Diyanet İşleri Başkanı Prof. Dr. Ali Erbaş, milletimizin ve tüm İslam âleminin hicri yılını tebrik ederek; “Hicret, bizlere zorluklar ve sıkıntılar karşısında asla ümitsizliğe kapılmadan iman, cesaret, sabır ve tedbir gibi değerlerin birlikte kuşanılması gerektiğini öğretmektedir.” dedi
Diyanet İşleri Başkanı Prof. Dr. Ali Erbaş, Hicri Yeni Yıl Mesajı yayımladı. Erbaş mesajında şu ifadeleri kullandı:
"9 Ağustos Pazartesi, Muharrem ayının ilk günü ve Peygamber Efendimizin Mekke’den Medine’ye hicretinin 1443. yıldönümüdür.
Müslümanlar için bir milat olan hicret, esasen tüm insanlık için tarihî bir dönüm noktasıdır. Hicreti bu denli anlamlı ve önemli kılan unsur ise Peygamber Efendimizin cahiliye döneminde yaşanan insanlık dışı tabloyu değiştirme kararlılığı ve onunla birlikte hakkı batıldan üstün tutan Müslümanların Allah’a olan sarsılmaz imanlarıdır.
Tevhit inancının zayıfladığı, adalet, hakkaniyet ve merhametin ortadan kalktığı, insanların köleleştirildiği, zulüm ve haksızlığın hayatı kuşattığı buhranlı bir dönemin ardından Allah’ın bir rahmet olarak gönderdiği Rasul-i Ekrem (s.a.s) ve ona tabi olanlar, İslam’ın evrensel değerlerini yaşama ve yaşatma adına bir varoluş mücadelesi vermişlerdir. Karşılaştıkları sıkıntıları iman ve sabırla göğüsleyerek inançları uğrunda dünyevî bütün varlıklarından ve yurtlarından vazgeçebilme dirayeti göstermişlerdir. Sayıca az ve güçsüz oldukları için maruz kaldıkları yok olma tehlikesini hicretle bertaraf edip cahiliye karanlığından uzaklaşarak aydınlık bir çağın kapılarını aralamış; vardıkları yerde saadet asrının temellerini atmışlardır. İslam’ın hayat veren ilkeleriyle yoğurup güven, huzur ve esenlik yurduna dönüştürdükleri Medine’de eşsiz bir merhamet medeniyeti inşa etmişlerdir.

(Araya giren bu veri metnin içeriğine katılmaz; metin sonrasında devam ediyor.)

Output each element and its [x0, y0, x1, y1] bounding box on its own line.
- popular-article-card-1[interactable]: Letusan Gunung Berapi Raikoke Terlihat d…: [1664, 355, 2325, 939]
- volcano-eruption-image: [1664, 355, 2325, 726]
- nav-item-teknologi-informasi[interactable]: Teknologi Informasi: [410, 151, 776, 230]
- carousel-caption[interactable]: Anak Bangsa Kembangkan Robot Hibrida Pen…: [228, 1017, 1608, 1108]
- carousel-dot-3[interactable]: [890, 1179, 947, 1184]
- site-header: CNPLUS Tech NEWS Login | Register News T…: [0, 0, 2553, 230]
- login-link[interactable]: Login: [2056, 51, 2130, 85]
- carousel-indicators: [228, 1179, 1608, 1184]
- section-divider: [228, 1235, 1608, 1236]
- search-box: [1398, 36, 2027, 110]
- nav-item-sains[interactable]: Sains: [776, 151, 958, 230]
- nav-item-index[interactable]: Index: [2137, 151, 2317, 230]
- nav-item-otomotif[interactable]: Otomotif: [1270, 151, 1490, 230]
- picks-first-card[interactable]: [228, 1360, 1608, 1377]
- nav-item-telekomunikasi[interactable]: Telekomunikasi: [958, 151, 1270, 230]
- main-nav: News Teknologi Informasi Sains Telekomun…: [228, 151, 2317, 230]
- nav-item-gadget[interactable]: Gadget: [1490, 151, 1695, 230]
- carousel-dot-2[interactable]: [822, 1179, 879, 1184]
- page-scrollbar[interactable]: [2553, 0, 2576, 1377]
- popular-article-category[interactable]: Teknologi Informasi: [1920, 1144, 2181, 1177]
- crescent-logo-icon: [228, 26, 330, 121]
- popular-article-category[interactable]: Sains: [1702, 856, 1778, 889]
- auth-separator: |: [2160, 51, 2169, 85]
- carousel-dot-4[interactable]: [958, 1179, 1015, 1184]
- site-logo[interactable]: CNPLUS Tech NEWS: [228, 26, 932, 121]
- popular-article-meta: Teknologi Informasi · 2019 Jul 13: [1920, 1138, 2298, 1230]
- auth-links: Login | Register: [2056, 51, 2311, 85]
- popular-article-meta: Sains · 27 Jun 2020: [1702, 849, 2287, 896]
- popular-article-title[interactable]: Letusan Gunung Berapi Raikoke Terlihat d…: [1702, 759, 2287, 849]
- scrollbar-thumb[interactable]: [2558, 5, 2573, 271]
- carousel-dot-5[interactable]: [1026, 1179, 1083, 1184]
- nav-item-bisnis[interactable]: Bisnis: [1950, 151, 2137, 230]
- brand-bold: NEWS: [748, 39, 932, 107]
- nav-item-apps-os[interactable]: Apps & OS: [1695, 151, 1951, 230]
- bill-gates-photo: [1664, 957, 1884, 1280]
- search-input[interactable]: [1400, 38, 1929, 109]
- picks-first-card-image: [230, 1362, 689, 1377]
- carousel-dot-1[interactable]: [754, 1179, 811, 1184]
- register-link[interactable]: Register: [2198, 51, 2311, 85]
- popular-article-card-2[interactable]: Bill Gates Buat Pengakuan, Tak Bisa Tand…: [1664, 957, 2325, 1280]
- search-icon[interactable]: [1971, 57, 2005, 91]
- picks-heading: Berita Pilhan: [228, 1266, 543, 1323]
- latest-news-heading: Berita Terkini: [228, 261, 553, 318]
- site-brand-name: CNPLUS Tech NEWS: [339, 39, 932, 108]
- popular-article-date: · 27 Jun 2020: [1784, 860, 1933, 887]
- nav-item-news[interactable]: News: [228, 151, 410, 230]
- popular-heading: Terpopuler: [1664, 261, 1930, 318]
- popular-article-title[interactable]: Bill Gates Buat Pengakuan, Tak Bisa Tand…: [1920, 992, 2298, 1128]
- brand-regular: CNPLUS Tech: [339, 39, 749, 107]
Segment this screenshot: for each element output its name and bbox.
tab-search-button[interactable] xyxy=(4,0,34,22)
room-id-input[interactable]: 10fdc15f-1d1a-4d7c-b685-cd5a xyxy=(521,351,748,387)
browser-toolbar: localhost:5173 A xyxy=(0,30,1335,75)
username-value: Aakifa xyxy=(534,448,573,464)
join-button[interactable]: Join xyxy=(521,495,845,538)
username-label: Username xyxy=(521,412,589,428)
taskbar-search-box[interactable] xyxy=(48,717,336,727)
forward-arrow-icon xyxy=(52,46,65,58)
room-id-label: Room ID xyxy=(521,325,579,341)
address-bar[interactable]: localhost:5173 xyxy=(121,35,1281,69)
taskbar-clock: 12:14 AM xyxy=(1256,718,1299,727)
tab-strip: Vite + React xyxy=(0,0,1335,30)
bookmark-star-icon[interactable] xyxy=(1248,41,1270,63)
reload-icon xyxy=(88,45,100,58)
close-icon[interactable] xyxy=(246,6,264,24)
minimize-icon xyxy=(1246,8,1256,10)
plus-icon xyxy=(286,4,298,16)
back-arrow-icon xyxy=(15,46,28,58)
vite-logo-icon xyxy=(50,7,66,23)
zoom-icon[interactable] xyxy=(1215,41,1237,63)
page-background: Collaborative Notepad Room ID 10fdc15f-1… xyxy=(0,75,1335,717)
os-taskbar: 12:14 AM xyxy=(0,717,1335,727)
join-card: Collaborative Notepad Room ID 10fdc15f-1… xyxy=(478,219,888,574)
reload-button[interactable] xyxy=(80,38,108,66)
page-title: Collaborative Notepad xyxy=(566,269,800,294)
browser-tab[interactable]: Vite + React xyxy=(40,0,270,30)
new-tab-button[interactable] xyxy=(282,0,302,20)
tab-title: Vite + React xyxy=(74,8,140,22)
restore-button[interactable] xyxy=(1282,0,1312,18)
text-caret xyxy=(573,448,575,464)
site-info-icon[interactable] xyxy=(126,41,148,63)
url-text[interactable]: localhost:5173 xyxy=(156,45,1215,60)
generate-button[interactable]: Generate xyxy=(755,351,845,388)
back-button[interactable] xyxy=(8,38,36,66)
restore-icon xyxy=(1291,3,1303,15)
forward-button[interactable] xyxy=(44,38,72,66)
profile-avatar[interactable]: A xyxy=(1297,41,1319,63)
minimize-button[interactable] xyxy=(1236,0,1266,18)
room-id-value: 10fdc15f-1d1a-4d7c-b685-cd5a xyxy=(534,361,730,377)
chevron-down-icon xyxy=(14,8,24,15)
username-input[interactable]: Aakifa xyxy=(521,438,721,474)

Bu bakımdan hicret, dünyevi sıkıntılardan çaresizce bir kaçış değil; bilakis tevhidin, adaletin, hukukun ve güzel ahlakın tüm dünyaya egemen olmasına dair beslenen umudun peşinden gitmektir. Zira hicret, insan onurunun, temel hak ve özgürlüklerin güvence altına alındığı, herkes için yaşanabilir bir dünya inşa etme gayesinin apaçık sonucudur. Allah’a teslimiyetin, Peygambere sadakatin ve Müslümanca yaşama azminin en güçlü tezahürüdür.
Hicret, aynı zamanda bizlere, zorluklar ve sıkıntılar karşısında asla ümitsizliğe kapılmadan iman, cesaret, sabır ve tedbir gibi değerlerin birlikte kuşanılması gerektiğini öğretmektedir. Büyük zaferlere ancak tedbir, tevekkül, teslimiyet ve kararlılıkla mücadele edilerek ulaşılacağını göstermektedir. Nitekim bütün kapıların kapandığı, zorlukların dayanılmaz hale geldiği ve musibetlerin Müslümanları çepeçevre kuşattığı bir zamanda gerçekleşen hicret, hakkı ve hakikati üstün tutanlar için Yüce Allah’ın mutlaka bir çıkış yolu açacağına işaret etmektedir. Dolayısıyla bugün bizlere düşen, hicret ruhunu kalplerimizde yeşertmek, hicretin getirdiği değerleri kuşanmak ve bütün gayretimizi yeryüzüne iyiliğin hâkim olması için çalışmaya hasretmektir.
Kuşkusuz hicreti bu açıdan okumak, bugün dünyamızı kuşatan her türlü kötülük, afet ve musibetle mücadele konusunda bizlere cesaret, feraset, basiret ve metanet sağlayacaktır. Yaşadığımız zorlukların üstesinden gelebilme inanç, azim ve kararlılığımızı pekiştirecek; sorunlarımızın çözümü noktasında önemli ufuklar açacaktır.
Bu duygu ve düşüncelerle, aziz milletimizin ve tüm İslam âleminin hicri yeni yılını tebrik ediyor; batıldan Hakk’a, yalandan hakikate, zulümden adalete ve nefretten merhamete hicret etme şuurunun gönüllerimizde her daim diri kalmasını Yüce Allah’tan niyaz ediyorum."